Bill and I went out to Max’s Kansas City club to hear Lou Reed with his new band, but we couldn’t get into the place. Outside in the crowd, also unsuccessful in gaining entrance, was a tall, good looking blond man about our age who was wearing a baseball cap from the same university we had attended. It was The Sizzler. We all ended up back at Bill’s l’artiste primitivo loft and got to know each other over some Durbin poison weed. The Sizzler knew a sailor. The sailor knew somebody who knew somebody on the docks in Brooklyn. Every few months Sizzler visited the sailor in New York City. The Sizzler then drove South African herb 1200 miles to Chicago.

I enlisted Sizz in the Afghan to Amsterdam operation, offering him the position of “cold-hard-cash courier.” All the money had to be brought into Afghanistan via money belt and money belt only.

While the money bazaar in Kabul was wide open and you could exchange currencies of any nation in the world for any other, checks of any sort were prohibited.

Anyone associated with an organization that does business based on finding loopholes in various nations’ laws generally takes the historical view of it all and the romantic characters involved with the herbe dangereuse, as the French call it, must be chivalrous and honorable and streetwise.
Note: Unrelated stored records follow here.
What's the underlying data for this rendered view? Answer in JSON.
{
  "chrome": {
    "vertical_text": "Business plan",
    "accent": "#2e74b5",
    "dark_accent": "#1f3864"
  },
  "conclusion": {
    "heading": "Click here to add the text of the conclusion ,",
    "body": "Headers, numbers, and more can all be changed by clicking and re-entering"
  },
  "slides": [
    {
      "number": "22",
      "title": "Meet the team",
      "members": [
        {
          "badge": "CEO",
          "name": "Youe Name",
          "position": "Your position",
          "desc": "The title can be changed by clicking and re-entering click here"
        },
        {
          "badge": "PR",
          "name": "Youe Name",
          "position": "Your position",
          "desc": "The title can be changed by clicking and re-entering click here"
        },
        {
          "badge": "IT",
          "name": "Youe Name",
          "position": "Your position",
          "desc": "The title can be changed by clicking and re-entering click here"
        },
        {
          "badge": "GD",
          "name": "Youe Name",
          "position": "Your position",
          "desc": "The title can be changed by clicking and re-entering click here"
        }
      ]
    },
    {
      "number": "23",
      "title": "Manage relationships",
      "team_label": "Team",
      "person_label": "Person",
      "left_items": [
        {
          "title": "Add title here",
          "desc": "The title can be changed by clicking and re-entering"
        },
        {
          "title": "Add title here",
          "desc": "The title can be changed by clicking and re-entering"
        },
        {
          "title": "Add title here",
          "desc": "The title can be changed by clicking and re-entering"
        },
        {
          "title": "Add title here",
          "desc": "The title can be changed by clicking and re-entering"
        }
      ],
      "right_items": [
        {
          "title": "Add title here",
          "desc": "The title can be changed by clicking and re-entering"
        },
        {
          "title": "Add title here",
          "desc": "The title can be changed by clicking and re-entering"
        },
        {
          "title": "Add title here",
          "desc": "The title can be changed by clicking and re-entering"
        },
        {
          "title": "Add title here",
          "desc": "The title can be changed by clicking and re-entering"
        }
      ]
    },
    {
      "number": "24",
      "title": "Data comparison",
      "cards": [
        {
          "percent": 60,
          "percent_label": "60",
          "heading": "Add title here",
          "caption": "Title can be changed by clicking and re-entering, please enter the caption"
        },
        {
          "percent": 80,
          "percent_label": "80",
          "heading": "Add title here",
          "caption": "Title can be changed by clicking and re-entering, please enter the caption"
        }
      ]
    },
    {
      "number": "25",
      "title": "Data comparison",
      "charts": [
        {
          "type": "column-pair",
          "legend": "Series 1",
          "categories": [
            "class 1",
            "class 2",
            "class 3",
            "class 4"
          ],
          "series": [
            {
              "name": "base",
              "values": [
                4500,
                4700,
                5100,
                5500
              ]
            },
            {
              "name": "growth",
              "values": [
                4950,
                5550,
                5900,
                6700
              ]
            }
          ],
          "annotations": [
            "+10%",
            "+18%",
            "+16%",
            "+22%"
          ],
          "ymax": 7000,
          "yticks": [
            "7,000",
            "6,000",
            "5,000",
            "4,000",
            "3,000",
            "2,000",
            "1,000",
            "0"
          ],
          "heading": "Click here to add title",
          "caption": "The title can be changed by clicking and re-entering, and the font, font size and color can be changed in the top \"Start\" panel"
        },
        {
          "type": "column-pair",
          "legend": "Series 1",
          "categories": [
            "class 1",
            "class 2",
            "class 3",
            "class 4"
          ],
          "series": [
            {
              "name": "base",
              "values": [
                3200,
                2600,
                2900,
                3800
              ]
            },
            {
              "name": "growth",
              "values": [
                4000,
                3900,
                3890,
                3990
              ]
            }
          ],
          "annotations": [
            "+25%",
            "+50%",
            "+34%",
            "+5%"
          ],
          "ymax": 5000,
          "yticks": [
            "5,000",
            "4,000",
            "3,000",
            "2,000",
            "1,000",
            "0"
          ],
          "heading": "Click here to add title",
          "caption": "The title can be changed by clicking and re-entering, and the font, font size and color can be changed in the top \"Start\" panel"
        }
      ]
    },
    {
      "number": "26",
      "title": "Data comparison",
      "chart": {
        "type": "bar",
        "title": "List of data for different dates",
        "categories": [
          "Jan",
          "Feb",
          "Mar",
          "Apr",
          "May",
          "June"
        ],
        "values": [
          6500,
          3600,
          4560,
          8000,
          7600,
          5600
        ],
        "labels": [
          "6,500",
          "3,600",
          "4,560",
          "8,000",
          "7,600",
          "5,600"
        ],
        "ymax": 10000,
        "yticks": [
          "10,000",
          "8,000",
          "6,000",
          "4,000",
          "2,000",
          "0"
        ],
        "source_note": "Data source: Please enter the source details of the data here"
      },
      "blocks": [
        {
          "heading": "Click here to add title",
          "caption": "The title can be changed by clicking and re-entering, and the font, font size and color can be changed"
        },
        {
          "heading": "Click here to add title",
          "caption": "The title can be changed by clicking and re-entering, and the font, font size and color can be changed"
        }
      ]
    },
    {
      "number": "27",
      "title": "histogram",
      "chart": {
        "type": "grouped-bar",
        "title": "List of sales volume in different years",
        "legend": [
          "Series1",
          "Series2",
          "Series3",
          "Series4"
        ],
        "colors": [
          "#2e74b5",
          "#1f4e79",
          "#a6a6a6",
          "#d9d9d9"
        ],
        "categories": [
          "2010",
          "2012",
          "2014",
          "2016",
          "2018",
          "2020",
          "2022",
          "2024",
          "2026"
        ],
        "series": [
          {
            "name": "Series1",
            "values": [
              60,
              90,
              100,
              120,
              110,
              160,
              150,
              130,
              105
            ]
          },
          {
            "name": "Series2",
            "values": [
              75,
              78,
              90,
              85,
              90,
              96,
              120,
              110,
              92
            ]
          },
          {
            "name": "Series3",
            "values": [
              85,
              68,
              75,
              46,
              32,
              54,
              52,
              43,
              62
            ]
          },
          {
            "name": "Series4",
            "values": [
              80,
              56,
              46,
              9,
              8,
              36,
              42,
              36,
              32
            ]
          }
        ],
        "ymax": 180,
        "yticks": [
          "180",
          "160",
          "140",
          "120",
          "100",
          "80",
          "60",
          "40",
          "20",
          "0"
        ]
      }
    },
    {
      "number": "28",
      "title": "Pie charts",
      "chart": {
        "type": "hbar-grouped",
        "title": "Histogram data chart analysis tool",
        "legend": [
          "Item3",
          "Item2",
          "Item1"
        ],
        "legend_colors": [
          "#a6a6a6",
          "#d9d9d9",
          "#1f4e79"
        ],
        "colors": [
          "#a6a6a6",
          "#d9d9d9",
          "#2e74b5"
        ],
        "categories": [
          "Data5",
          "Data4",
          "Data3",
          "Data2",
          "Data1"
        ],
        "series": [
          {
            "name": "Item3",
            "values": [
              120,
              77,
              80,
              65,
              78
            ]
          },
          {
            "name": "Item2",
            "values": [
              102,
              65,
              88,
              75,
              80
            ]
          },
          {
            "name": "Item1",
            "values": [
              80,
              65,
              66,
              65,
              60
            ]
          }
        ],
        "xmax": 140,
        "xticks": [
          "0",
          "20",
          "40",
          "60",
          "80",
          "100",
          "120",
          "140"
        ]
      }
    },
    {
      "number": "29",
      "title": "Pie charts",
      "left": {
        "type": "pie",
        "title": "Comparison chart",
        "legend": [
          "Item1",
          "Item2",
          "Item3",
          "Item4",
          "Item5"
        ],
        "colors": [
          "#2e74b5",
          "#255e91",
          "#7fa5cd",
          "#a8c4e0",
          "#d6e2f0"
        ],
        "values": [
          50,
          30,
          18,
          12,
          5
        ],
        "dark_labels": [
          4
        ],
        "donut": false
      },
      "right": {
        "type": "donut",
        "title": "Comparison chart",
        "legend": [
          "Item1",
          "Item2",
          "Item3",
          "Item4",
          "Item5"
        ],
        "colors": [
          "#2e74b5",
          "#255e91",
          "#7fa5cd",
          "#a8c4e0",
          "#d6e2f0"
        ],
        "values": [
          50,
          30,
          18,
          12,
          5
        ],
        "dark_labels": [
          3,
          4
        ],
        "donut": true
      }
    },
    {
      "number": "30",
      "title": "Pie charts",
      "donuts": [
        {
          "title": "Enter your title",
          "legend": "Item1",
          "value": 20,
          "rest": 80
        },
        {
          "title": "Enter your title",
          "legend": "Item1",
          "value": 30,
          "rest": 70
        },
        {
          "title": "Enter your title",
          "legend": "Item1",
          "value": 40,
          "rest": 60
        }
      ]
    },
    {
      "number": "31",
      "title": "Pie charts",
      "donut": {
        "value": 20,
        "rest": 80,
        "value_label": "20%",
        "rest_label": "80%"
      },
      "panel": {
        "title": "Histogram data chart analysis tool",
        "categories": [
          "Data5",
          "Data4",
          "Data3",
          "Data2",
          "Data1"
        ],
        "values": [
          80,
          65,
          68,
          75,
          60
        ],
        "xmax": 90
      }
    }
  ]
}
The Sizzler was just such a guy. The $30,000 to $40,000 cash that would come back to Afghanistan from Amsterdam had to be carried securely on his person. Once he retraced the overland bus route through Iran. Iran was ruled by the ruthless Shah who employed vicious SAVAK underground torture squads. Other times the Sizzler would come directly into Kabul by plane. The Sizz could have, at any time, said that he lost the money by theft, corrupt customs or even legally confiscated. Every penny made it every time.

Also, on the U.S. transit, I reconnected with a couple of old friends from Haight-Ashbury – William VIII and Aggie. William VIII was an accomplished musician who played the bass. He had been the driving force behind organizing us into our failed attempt at a way-too-psychedelic rock and roll band. William VIII and Aggie were inspired to come to Afghanistan and showed up within a month.